Setelah terdiam sejenak di depan kelas, Lilis perlahan
kembali ke kelasnya dengan langkah malas. Dilihatnya Rara dan beberapa teman
sekelasnya sedang berdiri di pintu kelas mengamatinya kembali sembari pandangan
mereka dipenuhi rasa penasaran atas apa yang sebenarnya terjadi. Melihat mereka
antusias atas alasan yang tidak sedang ingin ia bahas, rasanya Lilis ingin
segera ke mobil saja tanpa membawa barang-barangnya yang masih ada di kelas.
Dan benar saja, belum sampai pintu kelas, Rara sudah
menghadangnya dengan bermacam pertanyaan.
“Lis, ngapain bokap lo ke sekolah?”
“Mau jemput lo pulang ya, Lis?”
“Bokap lo sendirian apa bareng nyokap lo, Lis?”
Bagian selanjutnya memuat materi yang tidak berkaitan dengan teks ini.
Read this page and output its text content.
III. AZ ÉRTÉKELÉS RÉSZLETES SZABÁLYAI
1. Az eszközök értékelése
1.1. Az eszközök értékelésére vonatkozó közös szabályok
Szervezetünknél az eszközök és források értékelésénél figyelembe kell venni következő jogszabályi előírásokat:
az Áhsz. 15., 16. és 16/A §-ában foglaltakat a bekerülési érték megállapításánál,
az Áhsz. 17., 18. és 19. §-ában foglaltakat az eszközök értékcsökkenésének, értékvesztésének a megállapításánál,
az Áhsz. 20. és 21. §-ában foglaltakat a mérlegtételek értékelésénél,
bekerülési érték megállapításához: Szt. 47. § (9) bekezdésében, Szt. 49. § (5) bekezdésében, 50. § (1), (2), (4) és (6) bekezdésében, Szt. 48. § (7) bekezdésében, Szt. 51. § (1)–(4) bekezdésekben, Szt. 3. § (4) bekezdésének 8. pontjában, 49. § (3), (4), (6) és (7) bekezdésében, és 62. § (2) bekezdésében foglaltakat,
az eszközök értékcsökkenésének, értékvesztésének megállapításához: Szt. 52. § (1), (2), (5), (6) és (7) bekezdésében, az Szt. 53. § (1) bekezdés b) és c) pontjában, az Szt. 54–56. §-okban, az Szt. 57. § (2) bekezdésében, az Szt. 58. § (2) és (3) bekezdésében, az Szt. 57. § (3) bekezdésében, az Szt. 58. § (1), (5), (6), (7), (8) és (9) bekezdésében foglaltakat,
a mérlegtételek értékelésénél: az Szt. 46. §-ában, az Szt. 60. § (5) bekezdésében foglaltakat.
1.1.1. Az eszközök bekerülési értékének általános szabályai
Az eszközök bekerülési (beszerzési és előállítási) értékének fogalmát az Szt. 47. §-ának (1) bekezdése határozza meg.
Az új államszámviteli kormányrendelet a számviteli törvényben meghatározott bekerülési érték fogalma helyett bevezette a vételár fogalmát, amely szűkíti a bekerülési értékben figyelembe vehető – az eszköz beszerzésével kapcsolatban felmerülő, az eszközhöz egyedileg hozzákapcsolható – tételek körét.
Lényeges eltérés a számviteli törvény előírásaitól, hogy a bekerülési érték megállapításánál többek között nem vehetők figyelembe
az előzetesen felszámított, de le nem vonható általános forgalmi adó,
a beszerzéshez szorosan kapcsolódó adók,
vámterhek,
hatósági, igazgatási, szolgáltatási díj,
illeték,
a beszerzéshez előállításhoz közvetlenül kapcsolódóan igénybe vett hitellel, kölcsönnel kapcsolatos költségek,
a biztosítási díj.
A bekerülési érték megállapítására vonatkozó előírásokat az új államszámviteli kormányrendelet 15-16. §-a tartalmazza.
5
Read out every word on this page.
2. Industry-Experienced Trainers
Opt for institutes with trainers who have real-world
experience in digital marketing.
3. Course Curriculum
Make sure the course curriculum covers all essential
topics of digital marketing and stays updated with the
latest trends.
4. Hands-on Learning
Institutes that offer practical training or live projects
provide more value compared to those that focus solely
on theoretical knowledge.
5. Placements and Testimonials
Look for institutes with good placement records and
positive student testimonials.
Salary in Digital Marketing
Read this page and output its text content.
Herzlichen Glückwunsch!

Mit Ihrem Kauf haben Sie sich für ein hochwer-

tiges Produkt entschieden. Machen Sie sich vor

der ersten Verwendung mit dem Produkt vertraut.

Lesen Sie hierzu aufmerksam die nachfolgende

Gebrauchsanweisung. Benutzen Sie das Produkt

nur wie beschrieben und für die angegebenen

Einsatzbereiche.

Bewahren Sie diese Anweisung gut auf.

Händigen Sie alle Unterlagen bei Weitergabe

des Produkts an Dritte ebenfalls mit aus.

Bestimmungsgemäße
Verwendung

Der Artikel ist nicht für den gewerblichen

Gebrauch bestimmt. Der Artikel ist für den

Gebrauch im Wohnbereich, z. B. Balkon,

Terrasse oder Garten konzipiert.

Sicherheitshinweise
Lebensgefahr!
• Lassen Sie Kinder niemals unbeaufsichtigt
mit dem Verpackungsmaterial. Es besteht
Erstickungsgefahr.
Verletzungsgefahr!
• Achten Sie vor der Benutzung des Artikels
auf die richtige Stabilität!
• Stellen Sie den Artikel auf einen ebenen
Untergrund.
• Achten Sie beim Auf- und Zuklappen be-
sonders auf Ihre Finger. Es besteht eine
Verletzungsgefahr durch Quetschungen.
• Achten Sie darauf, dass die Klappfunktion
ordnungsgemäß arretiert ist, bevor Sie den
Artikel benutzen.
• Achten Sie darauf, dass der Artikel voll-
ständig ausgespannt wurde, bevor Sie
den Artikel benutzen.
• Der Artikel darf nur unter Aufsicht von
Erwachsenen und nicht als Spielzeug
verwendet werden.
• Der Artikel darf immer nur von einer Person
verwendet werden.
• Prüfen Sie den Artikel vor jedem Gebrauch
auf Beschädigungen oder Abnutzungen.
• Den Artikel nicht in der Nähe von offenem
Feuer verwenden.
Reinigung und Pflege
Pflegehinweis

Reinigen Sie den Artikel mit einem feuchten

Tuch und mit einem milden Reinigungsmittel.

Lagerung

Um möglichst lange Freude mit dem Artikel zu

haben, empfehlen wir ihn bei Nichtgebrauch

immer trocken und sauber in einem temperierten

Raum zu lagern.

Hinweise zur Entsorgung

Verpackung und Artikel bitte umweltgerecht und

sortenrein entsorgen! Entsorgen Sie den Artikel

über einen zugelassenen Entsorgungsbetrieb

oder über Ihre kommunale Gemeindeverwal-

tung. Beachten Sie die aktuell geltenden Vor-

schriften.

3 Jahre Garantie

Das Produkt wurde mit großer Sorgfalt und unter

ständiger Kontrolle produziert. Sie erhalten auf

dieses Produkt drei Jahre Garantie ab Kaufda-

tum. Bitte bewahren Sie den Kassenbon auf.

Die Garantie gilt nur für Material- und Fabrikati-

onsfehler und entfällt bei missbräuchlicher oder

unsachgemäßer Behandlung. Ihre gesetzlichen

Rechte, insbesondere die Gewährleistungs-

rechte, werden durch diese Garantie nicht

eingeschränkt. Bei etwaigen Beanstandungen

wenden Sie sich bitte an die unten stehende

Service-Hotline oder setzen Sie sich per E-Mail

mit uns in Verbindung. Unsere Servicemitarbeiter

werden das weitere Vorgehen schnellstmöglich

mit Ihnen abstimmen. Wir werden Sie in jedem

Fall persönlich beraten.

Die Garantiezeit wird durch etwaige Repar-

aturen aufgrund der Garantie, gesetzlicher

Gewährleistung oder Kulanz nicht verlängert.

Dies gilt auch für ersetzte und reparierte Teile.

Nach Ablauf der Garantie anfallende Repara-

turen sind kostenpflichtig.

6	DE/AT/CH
“Sebenernya tadi gue ga sengaja denger, lo mau pindah?
Ke LN ya, Lis?”
“Lis, jawab dong...” Rara mencecar Lilis pertanyaan
hingga Lilis duduk di kursinya.
Lilis menoleh, menatap Rara, lalu memilih mengabaikan
segala pertanyaan Rara dan mengambil tasnya untuk merapihkan barang-barangnya.
Sebenarnya Lilis ingin diam saja tanpa membahas apapun.
Tapi ia segera sadar bahwa ini mungkin pertemuan terakhir dengan teman-teman
sekelasnya. Termasuk Rara. Tanpa terasa matanya mulai berkaca-kaca.
“Gue tuh gamau bahas ini, Ra...” kata Lilis sambil
menaruh tasnya di atas meja.
“...Tapi iya bener, gue mau pindah.” Lanjut Lilis
dengan wajah tertunduk. Suaranya sedikit parau menahan tangis.
Rara terdiam. Memberi Lilis waktu untuk berbicara
sambil menatapnya yang tertunduk.
“Gue gamau bilang kalo gue mau pindah, dengan harapan
mungkin ini semua cuma prank. Tapi kalo gue beneran pindah, berarti ini
pertemuan terakhir kita...” Lilis mulai terisak.
Rara menepuk pundak Lilis pelan, mencoba menenangkan. Teman
satu kelasnya perlahan mulai mendekati Lilis satu persatu. Dengan berbagai
tujuan, tapi Lilis akhirnya merasa ia tidak sendiri dan memiliki teman-teman
yang baik di sekitarnya.
“Lis, kita masih bisa kok ketemuan, masih bisa temenan
dan komunikasi terus lewat sosmed.” Kata Farah, ketua kelas di kelas Lilis.
“Iya, bener Lis... Kita sekarang mah udah enak mau
komunikasi gampang...”lanjut salah satu teman kelasnya menimpali kata-kata
Farah.
Semua teman-teman menghiburnya dengan sangat baik.
“Yang ada, malah kita yang sedih. Nanti di sekolah
baru kamu ketemu temen-temen baru. Pasti udah ga inget kita lagi.” Kata Rara.
Begitulah mereka saling mengobrol dan menghibur Lilis,
lalu mengantarkan kepindahan sekolah Lilis. Beberapa hanya sampai di pintu
kelas, beberapa bahkan mengantar hingga ke gerbang sekolah. Menarik perhatian
banyak kakak kelas, dan menjadi bahan perbincangan di antara mereka.